いつもの本屋への懺悔

ショックで意識がもうろうとしている。

何気なく、いつも贔屓にしている書店の前に行くと、扉が閉まっていた。本の棚卸しかなにかの臨時休業だろうと、扉に貼られていた紙を読む、そこにはとんでもない文章が書いていた。

「長らく経営してきましたが、この度・・・・・・」

閉店のお知らせだった。驚いた。

仕事帰り、暇な時、いつも通って贔屓にしていた本屋が閉店した。目の前真っ暗になった。ここが無くなってしまったら、一体どこへ行けばいいのだろう。本屋難民になった僕は立ちすくんだ。

街から本屋が消えているとのニュースがあちらこちらに氾濫している。Amazonなど電子書籍の勃興。スマホなどの使用増大。紙の本を皆読まなくなった。と言われている。

時代の変化にさらされて、本屋というのは風前の灯となっている。

しかし、それが我が身に降りかかってくるとは。なぜだか全く考えもしなかった。

本屋は未来永劫あり続けるものだと、身勝手にも信じていた。空気や水のように無限に存在し、永遠に供給され続けるのだと。

ぼんやりとした頭で考えた。僕は一体いつこの本屋で紙の本を買ったのだろか。振り返ると全く買ってはいなかった。

最近数冊購入した本は、すべて電子書籍。Kindleでポチッとした。それも、特別セールで安く。

雑誌というと、dマガジンを契約しiPadで読んでいる。安い購読料で、何冊も読むことができるのだからやめられない。

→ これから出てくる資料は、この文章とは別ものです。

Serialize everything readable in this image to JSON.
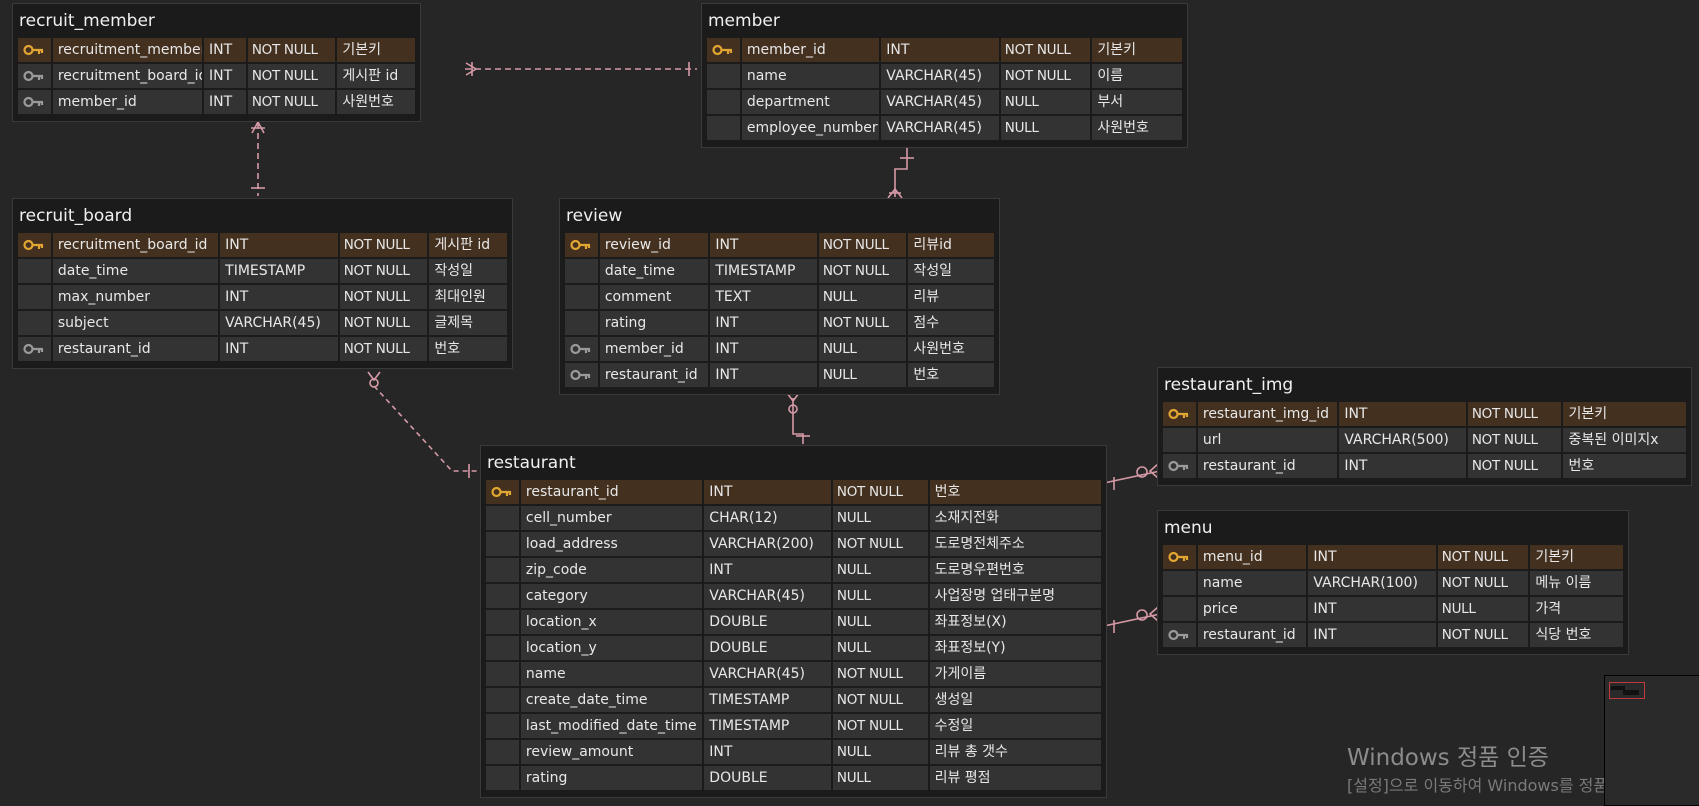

僕は、本屋を愛しているといいつつも、実生活は真逆を生きていた。愛人に愛しているといいつつも、優しい妻と子供に囲まれて、心地よく夢中になっている哀れな浮気男みたいな行動をしていた。

街から本屋が消えていくのは、紙の本を買う勇気がなく、Kindleでセール本を嬉々として買う、僕のような矛盾している人間が増えてきたからに違いない。

昔から、本屋というのは僕の憩いの場所だった。あてどもなく入り、決めることなく本を物色し、買うこともなく出ていく。

それが、自分の精神の平安を作り出していた。

平安を得たのに買ってはいない。どれほど心が惹かれた本との出会いがあったとしても、財布から数千円を出すことはなかった。

まやかしの抱擁を楽しんでいただけだった。

あの本屋は、僕が終わらさせてしまった。今、罪悪感で胸がいっぱいになっている。